Inilah, Bandung - Puluhan pemuda dari berbagai komunitas menari di Car Free Day Dago, Kota Bandung, Minggu (17/2/2019). Untuk apa?
Ternyata, mereka menari dalam rangka kampanye One Billion Rising atau Kebangkitan Satu Miliar Orang.
One Billion Rising (OBR) merupakan sebuah gerakan kampanye yang dilakukan dengan nyanyian dan tarian yang telah berjalan sejak 2013 di lebih dari 200 negara.
Menurut Nurul Fasivica, Project Officer Women March Bandung, One billion Rising merupakan pra event acara long women march bandung 2019. Nantinya, gelaran tersebut mengusung tema anti kekerasan terhadap perempuan dan anak.

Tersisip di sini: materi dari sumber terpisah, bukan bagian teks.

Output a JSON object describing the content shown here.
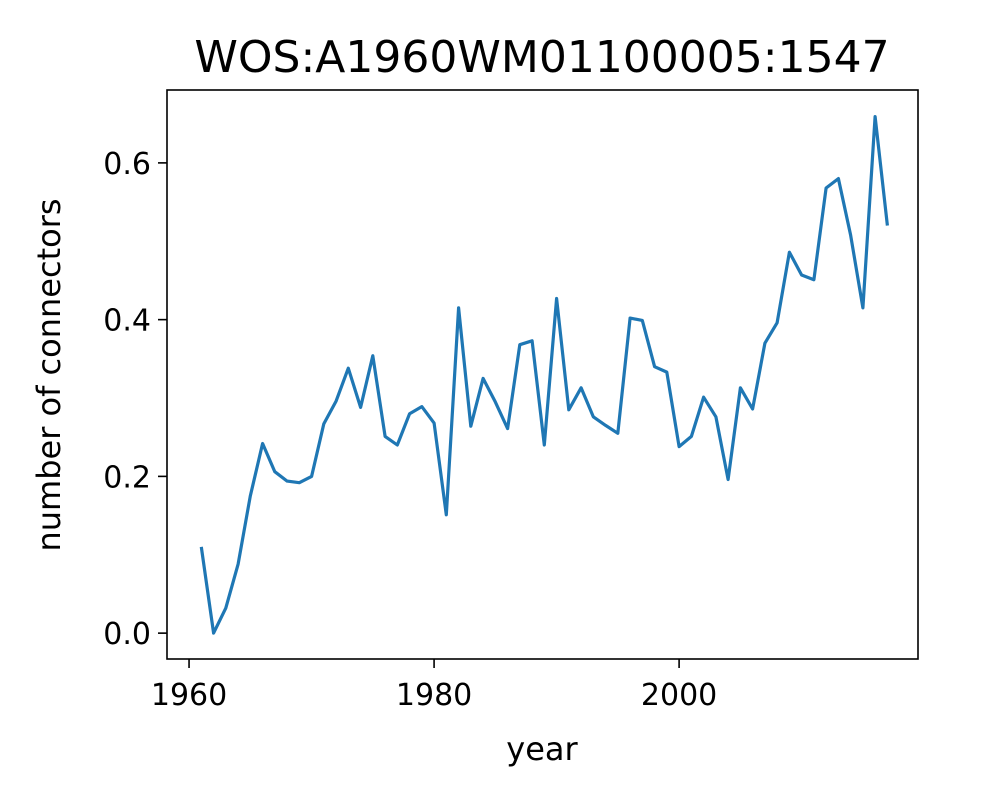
{
  "chart_data": {
    "type": "line",
    "title": "WOS:A1960WM01100005:1547",
    "xlabel": "year",
    "ylabel": "number of connectors",
    "xlim": [
      1958.2,
      2019.5
    ],
    "ylim": [
      -0.033,
      0.693
    ],
    "xticks": [
      1960,
      1980,
      2000
    ],
    "xtick_labels": [
      "1960",
      "1980",
      "2000"
    ],
    "yticks": [
      0.0,
      0.2,
      0.4,
      0.6
    ],
    "ytick_labels": [
      "0.0",
      "0.2",
      "0.4",
      "0.6"
    ],
    "grid": false,
    "series": [
      {
        "color": "#1f77b4",
        "x": [
          1961,
          1962,
          1963,
          1964,
          1965,
          1966,
          1967,
          1968,
          1969,
          1970,
          1971,
          1972,
          1973,
          1974,
          1975,
          1976,
          1977,
          1978,
          1979,
          1980,
          1981,
          1982,
          1983,
          1984,
          1985,
          1986,
          1987,
          1988,
          1989,
          1990,
          1991,
          1992,
          1993,
          1994,
          1995,
          1996,
          1997,
          1998,
          1999,
          2000,
          2001,
          2002,
          2003,
          2004,
          2005,
          2006,
          2007,
          2008,
          2009,
          2010,
          2011,
          2012,
          2013,
          2014,
          2015,
          2016,
          2017
        ],
        "y": [
          0.11,
          0.0,
          0.032,
          0.088,
          0.175,
          0.242,
          0.206,
          0.194,
          0.192,
          0.2,
          0.267,
          0.296,
          0.338,
          0.288,
          0.354,
          0.251,
          0.24,
          0.28,
          0.289,
          0.268,
          0.151,
          0.415,
          0.264,
          0.325,
          0.295,
          0.261,
          0.368,
          0.373,
          0.24,
          0.427,
          0.285,
          0.313,
          0.276,
          0.265,
          0.255,
          0.402,
          0.399,
          0.34,
          0.333,
          0.238,
          0.251,
          0.301,
          0.276,
          0.196,
          0.313,
          0.286,
          0.37,
          0.396,
          0.486,
          0.457,
          0.451,
          0.568,
          0.58,
          0.508,
          0.415,
          0.659,
          0.52
        ]
      }
    ]
  }
}
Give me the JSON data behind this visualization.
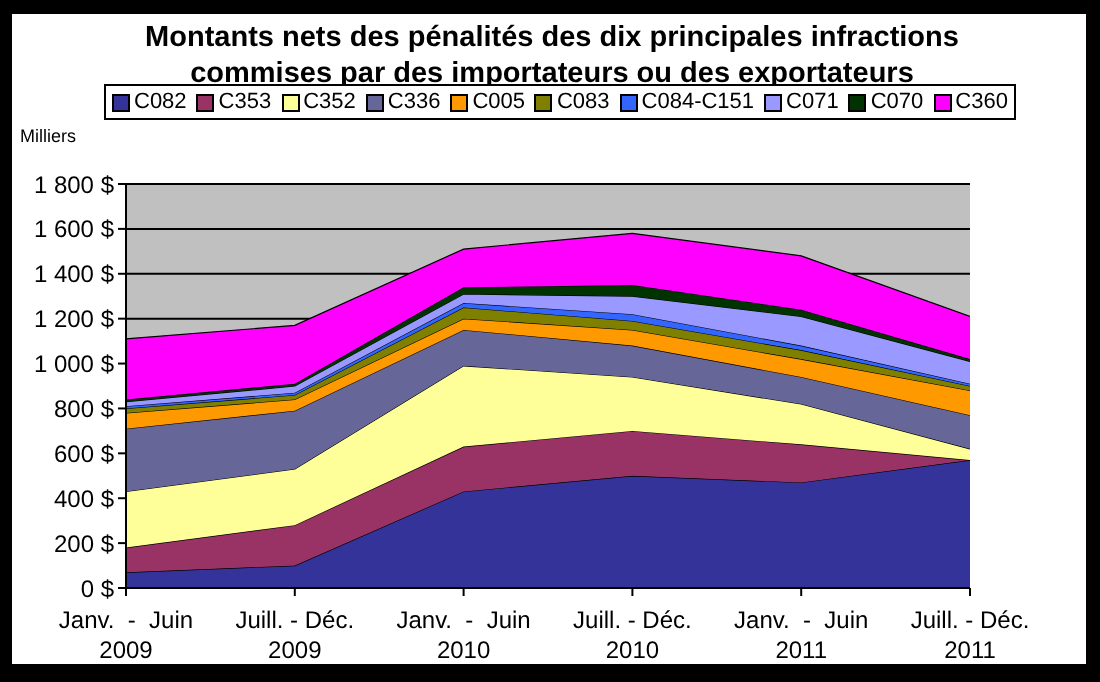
{
  "chart_data": {
    "type": "area",
    "stacked": true,
    "title": "Montants nets des pénalités des dix principales infractions commises par des importateurs ou des exportateurs",
    "ylabel": "Milliers",
    "categories": [
      "Janv.  -  Juin 2009",
      "Juill. - Déc. 2009",
      "Janv.  -  Juin 2010",
      "Juill. - Déc. 2010",
      "Janv.  -  Juin 2011",
      "Juill. - Déc. 2011"
    ],
    "series": [
      {
        "name": "C082",
        "color": "#333399",
        "values": [
          70,
          100,
          430,
          500,
          470,
          570
        ]
      },
      {
        "name": "C353",
        "color": "#993366",
        "values": [
          110,
          180,
          200,
          200,
          170,
          0
        ]
      },
      {
        "name": "C352",
        "color": "#ffff99",
        "values": [
          250,
          250,
          360,
          240,
          180,
          50
        ]
      },
      {
        "name": "C336",
        "color": "#666699",
        "values": [
          280,
          260,
          160,
          140,
          120,
          150
        ]
      },
      {
        "name": "C005",
        "color": "#ff9900",
        "values": [
          70,
          50,
          50,
          70,
          80,
          110
        ]
      },
      {
        "name": "C083",
        "color": "#808000",
        "values": [
          20,
          20,
          50,
          40,
          40,
          20
        ]
      },
      {
        "name": "C084-C151",
        "color": "#3366ff",
        "values": [
          10,
          10,
          20,
          30,
          20,
          10
        ]
      },
      {
        "name": "C071",
        "color": "#9999ff",
        "values": [
          20,
          30,
          40,
          80,
          130,
          100
        ]
      },
      {
        "name": "C070",
        "color": "#003300",
        "values": [
          10,
          10,
          30,
          50,
          30,
          10
        ]
      },
      {
        "name": "C360",
        "color": "#ff00ff",
        "values": [
          270,
          260,
          170,
          230,
          240,
          190
        ]
      }
    ],
    "ylim": [
      0,
      1800
    ],
    "yticks": [
      {
        "value": 0,
        "label": "0 $"
      },
      {
        "value": 200,
        "label": "200 $"
      },
      {
        "value": 400,
        "label": "400 $"
      },
      {
        "value": 600,
        "label": "600 $"
      },
      {
        "value": 800,
        "label": "800 $"
      },
      {
        "value": 1000,
        "label": "1 000 $"
      },
      {
        "value": 1200,
        "label": "1 200 $"
      },
      {
        "value": 1400,
        "label": "1 400 $"
      },
      {
        "value": 1600,
        "label": "1 600 $"
      },
      {
        "value": 1800,
        "label": "1 800 $"
      }
    ],
    "grid": "y",
    "legend": "top"
  }
}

"Gerakan OBR ini merupakan gerakan kampanye global yang dimulai tahun 2013 yang telah berjalan di berbagai negara, sebagai bentuk kampanye global dalam bentuk seni, contohnya seperti tarian" katanya
Dia menjelaskan tarian ini juga merupakan upaya meningkatkan kesadaran tentang kekerasan seksual terhadap perempuan dan anak, tetapi lambat laun isunya semakin berkembang.
"Tidak hanya soal kekerasan terhadap perempuan dan anak, ada juga berbagai bentuk kekerasan dan ketidakadilan lainnya, seperti diskriminasi, rasisme, human trafficking, perkawinan anak, dan segala bentuk penindasan atau ketidakadilan lainnya," ucapnya.
Menurut Nurul, gabungan komunitas ini ingin mengkampanyekan bahwa masih ada yang peduli, serta bertekad untuk ikut memutus rantai kekerasan itu sendiri.
Selain itu, gerakan tari tersebut juga memiliki makna tersendiri, seperti dalam lagu break the chance, this is my body, setiap gerakan dengan lagu menyimbolkan makna perempuan itu sendiri.
"Dari gerakan dance for life ini juga menyuarakan kalo ini badan kita yang tidak boleh melakukan operasi apapun, atau jangan ada kekerasan apapun ke badan saya," ujarnya.
Nurul menambahkan banyak hal yang belum disadari masyarakat tentang isu seperti ini, karena sebagian masih menganggap hal ini merupakan isu yang tabu.
"Banyak hal-hal yang belum disadari masyarakat, terutama isu yang kita tekuni ini, berawal dari hal tersebut berbagai komunitas berkumpul untuk menyuarakan isu tersebut," katanya.